La tercera reunión se celebró después del funeral de Susan Althorp, así como de la sorprendente revelación de que María Valdez, la doncella que había afirmado haber entregado la camisa de Peter a la lavandería, ahora se retractaba de sus declaraciones.
Esta vez, cuando los Carrington entraron en el comedor, sus rostros reflejaban una tensión evidente. Sin molestarse en saludar a los abogados, Peter dijo:
—Esa mujer miente. No puedo probarlo, pero sé que miente. Metí esa camisa en el cesto de la colada. No tengo ni idea de por qué me está haciendo esto.
—Intentaremos demostrar que miente, Peter —contestó Markinson—. Examinaremos todo lo que ha hecho esa mujer durante los últimos veintidós años. Quizá descubramos que se ha metido en asuntos que la convertirían en una testigo poco creíble.
Al principio Conner Banks había sospechado que Peter Carrington era culpable de la muerte de Susan Althorp. Ahora, sumando todas las pruebas, estaba casi seguro. Nadie le había visto volver a la casa la noche de la fiesta. Con veinte años, se va derecho a la cama cuando aún quedan invitados bailando en la terraza. Nadie le ve aparcar el coche. Nadie le ve entrar. A la mañana siguiente, Susan no aparece y la camisa que llevaba Carrington tampoco. Ahora descubren los restos de ella en su propiedad. La fiscal tiene que estar a punto de arrestarlo. «Peter, haré todo lo que pueda para sacarte de ésta —pensó mientras contemplaba al hombre que cogía las manos de su esposa—, pero anoche vi algunas imágenes del funeral.

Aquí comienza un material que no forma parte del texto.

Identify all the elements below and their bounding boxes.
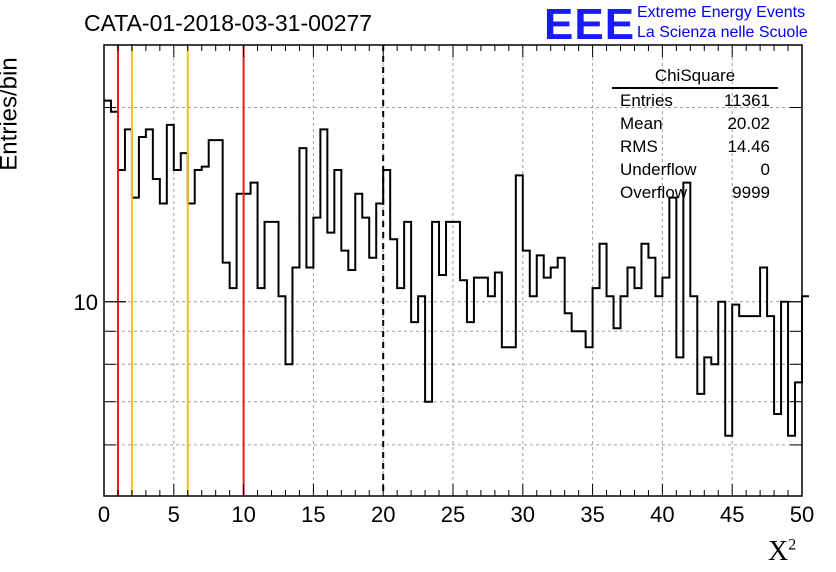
logo-subtitle-line1: Extreme Energy Events xyxy=(637,4,806,21)
eee-logo: EEE xyxy=(544,0,636,49)
stats-header: ChiSquare xyxy=(612,66,778,89)
x-tick-label: 45 xyxy=(720,502,744,527)
logo-subtitle-line2: La Scienza nelle Scuole xyxy=(637,24,808,41)
stats-label: Mean xyxy=(620,114,663,133)
x-tick-label: 5 xyxy=(168,502,180,527)
x-tick-label: 25 xyxy=(441,502,465,527)
stats-value: 20.02 xyxy=(727,114,770,133)
y-tick-label: 10 xyxy=(74,290,98,315)
y-axis-label-box: Entries/bin xyxy=(0,40,40,190)
stats-value: 11361 xyxy=(723,91,770,110)
stats-value: 9999 xyxy=(732,183,770,202)
stats-label: Overflow xyxy=(620,183,688,202)
stats-row: RMS 14.46 xyxy=(612,135,778,158)
x-tick-label: 15 xyxy=(301,502,325,527)
x-axis-label-text: X xyxy=(768,536,789,567)
x-tick-label: 20 xyxy=(371,502,395,527)
stats-label: Underflow xyxy=(620,160,697,179)
stats-row: Overflow 9999 xyxy=(612,181,778,204)
x-axis-label-superscript: 2 xyxy=(788,536,797,554)
stats-value: 14.46 xyxy=(727,137,770,156)
stats-label: RMS xyxy=(620,137,658,156)
stats-row: Mean 20.02 xyxy=(612,112,778,135)
histogram-series-line xyxy=(104,99,809,437)
chart-title: CATA-01-2018-03-31-00277 xyxy=(84,10,373,36)
stats-row: Entries 11361 xyxy=(612,89,778,112)
stats-row: Underflow 0 xyxy=(612,158,778,181)
x-tick-label: 10 xyxy=(231,502,255,527)
x-tick-label: 0 xyxy=(98,502,110,527)
x-tick-label: 40 xyxy=(650,502,674,527)
x-tick-label: 30 xyxy=(511,502,535,527)
x-axis-label: X2 xyxy=(768,536,796,568)
x-tick-label: 35 xyxy=(580,502,604,527)
stats-box: ChiSquare Entries 11361 Mean 20.02 RMS 14.4… xyxy=(612,66,778,204)
x-tick-label: 50 xyxy=(790,502,814,527)
y-axis-label: Entries/bin xyxy=(0,57,23,171)
stats-label: Entries xyxy=(620,91,673,110)
stats-value: 0 xyxy=(760,160,770,179)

En cierto sentido, me gustaría ser el fiscal en este caso. Y sé que mis colegas piensan lo mismo».
Kay intentaba contener las lágrimas. «Respaldará a su marido —pensó Banks—. Eso está bien. Pero si él es responsable de la muerte de Susan Althorp, cualquiera podría considerarlo sospechoso de la muerte de su primera esposa. ¿Es un psicópata? Y si lo es, ¿supondrá un obstáculo su nueva esposa?».
¿Por qué le daba la sensación de que había algo extraño, y quizás oscuro, en aquella prisa con que Carrington había llevado al altar a una mujer a la que conocía desde hacía tan poco tiempo?